Abdalla é famoso por ser o maior acionista pessoa física da Petrobras, com cerca de 1% da estatal, o que significa uma fortuna, só na petroleira, superior a R$ 3,5 bilhões. Mas esse não é o único grande investimento. Em Cemig, tem mais de R$ 2,75 bilhões alocados. E isso é apenas o que se conhece, além de uma fatia histórica em Eletrobras.
O mecanismo do voto à distância acabou com as desculpas para o absenteísmo das assembleias. Mas trouxe outros desafios. Na assembleia geral ordinária da Petrobras do começo do ano, foi a questão da ordem de apresentação dos nomes, que prejudicou a contagem. Agora, há outro dilema “da indústria do voto” que se torna explícito – e suas inconsistências.

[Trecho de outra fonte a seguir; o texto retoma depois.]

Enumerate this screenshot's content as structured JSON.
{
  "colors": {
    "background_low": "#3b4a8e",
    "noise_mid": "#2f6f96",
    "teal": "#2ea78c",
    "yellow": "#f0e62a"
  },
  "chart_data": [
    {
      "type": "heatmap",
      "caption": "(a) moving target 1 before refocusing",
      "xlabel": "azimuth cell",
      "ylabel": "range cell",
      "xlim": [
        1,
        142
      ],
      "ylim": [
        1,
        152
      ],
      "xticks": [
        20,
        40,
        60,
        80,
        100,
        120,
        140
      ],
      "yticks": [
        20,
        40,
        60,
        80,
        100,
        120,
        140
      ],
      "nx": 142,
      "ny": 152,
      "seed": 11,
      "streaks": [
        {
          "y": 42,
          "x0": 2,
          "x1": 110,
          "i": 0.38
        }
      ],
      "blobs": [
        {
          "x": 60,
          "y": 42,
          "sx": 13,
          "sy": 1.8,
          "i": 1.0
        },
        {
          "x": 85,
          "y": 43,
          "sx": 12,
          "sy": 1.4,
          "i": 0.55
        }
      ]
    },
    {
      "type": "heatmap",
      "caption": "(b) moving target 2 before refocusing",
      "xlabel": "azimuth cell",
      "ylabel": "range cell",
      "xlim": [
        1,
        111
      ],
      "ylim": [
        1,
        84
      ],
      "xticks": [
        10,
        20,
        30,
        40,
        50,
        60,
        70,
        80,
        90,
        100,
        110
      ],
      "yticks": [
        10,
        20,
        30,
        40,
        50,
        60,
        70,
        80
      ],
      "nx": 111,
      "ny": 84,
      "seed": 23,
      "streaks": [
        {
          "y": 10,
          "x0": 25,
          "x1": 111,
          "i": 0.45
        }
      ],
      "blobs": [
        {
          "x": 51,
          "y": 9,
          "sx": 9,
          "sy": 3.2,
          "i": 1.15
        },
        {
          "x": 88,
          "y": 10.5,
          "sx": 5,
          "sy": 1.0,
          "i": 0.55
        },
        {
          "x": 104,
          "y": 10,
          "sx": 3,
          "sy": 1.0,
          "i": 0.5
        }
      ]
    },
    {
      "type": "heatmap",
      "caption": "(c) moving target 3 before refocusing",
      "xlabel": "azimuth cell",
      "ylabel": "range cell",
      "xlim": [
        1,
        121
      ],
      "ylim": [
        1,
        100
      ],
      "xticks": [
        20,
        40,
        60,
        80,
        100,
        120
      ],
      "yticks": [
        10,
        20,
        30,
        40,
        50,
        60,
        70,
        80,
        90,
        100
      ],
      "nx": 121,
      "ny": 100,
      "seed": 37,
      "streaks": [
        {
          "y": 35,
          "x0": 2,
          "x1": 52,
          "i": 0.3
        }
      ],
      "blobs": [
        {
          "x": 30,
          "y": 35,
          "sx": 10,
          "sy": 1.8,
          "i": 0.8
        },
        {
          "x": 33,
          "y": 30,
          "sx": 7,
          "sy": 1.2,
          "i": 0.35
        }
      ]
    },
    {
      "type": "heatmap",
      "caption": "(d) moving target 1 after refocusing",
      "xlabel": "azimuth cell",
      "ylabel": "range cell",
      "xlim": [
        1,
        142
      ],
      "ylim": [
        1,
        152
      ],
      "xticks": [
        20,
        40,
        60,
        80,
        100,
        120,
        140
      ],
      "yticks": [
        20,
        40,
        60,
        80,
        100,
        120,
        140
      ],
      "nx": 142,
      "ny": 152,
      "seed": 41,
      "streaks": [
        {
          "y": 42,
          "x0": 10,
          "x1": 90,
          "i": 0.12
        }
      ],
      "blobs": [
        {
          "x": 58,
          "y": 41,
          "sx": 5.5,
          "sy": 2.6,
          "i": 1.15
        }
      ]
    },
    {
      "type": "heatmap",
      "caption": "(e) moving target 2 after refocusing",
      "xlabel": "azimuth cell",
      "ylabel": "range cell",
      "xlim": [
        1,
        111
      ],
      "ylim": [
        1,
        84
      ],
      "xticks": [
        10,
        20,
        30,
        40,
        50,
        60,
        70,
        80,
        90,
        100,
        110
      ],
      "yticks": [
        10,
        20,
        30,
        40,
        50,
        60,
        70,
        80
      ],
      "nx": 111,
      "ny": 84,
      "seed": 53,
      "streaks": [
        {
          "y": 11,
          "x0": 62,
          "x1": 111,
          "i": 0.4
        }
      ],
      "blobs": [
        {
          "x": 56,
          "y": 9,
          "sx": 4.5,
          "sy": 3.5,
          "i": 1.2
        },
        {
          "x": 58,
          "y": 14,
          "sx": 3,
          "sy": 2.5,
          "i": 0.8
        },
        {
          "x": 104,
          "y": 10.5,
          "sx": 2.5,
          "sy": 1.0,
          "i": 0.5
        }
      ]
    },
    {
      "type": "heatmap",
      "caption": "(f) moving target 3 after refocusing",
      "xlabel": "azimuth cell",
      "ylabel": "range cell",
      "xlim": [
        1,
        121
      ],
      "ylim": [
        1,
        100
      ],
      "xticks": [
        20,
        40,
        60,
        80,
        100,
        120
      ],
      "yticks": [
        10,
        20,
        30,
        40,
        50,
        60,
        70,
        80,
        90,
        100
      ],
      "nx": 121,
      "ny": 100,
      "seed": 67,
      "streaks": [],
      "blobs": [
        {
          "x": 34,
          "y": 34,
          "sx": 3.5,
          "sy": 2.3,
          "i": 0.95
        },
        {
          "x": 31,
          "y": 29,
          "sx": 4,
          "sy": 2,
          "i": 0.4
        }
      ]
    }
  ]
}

Vacinada, a Petrobras produziu um boletim de voto à distância digno de aula para alunos do ensino fundamental. A prova de incompreensões e de questionamentos legais. Há um problema, porém. A indústria da votação dos gestores internacionais, dominada pelas plataformas do Intitutional Shareholder Services (ISS) e Broadbridge, segue a lógica americana das eleições.
No Brasil, quando o voto múltiplo é selecionado como dinâmica para eleição — algo que depende de solitação de investidores que tenham pelo menos 5% do capital da empresa — cada ação ordinária dá direito a tantos votos quantas vagas de conselho existirem. Nesse caso, um investidor pode escolher concentrar todo seu poder de fogo em apenas um ou poucos candidatos para garantir sua eleição. Não precisa votar em um total compatível com o número de vagas. Mas precisa informar como quer distribuir seu poder de fogo.
Para lidar com esse cenário, o boletim de voto à distância produzido pela Petrobras pede que os investidores distribuam seu votos entre os nomes da lista. Ou seja, preencham o boletim não com um X — dos tradicionais a favor, contra e abstenção —, mas com um número.
Problema técnico: as plataformas da ISS e da Broadbridge não oferecem essa possibilidade. Permitem apenas que as respostas sejam assinaladas e não escritas.
Problema maior ainda: a Petrobras disse que vai desconsiderar os votos que não fizerem esse preenchimento. Ciente desse desafio, a única alternativa que restou à companhia foi oferecer aos investidores como alternativa que encaminhem ao seu departamento de relações com investidores, por e-mail, a distribuição dos votos. Acionistas estrangeiros não gostam de ter trabalho e gostam menos ainda de processos que não sejam sempre os mesmos, que sejam exceção. Ainda não está claro qual impacto essa questão pode ter sobre o resultado final.
Apenas para mostrar como a mecânica da indústria do voto ainda tem muito a se aprimorar, os investidores que são detentores de ADRs, os recibos de ações negociados na bolsa de Nova York, não precisam se preocupar com nada disso.
Eles podem preencher seus documentos da forma que faziam até então — com a opção de apenas selecionar os nomes nos quais os votos devem ser concentrados, nessa hipótese. Isso porque a documentação é diversa e reflete a comunicação que esse acionista possui com o custodiante das ações que dão lastro aos recibos — são os custodiantes que, na verdade, executam os votos.
Parece que tudo está mais claro para os participantes desta vez. Mais claro, porém, não quer dizer menos complexo. Haja letrinha miúda para prestar atenção.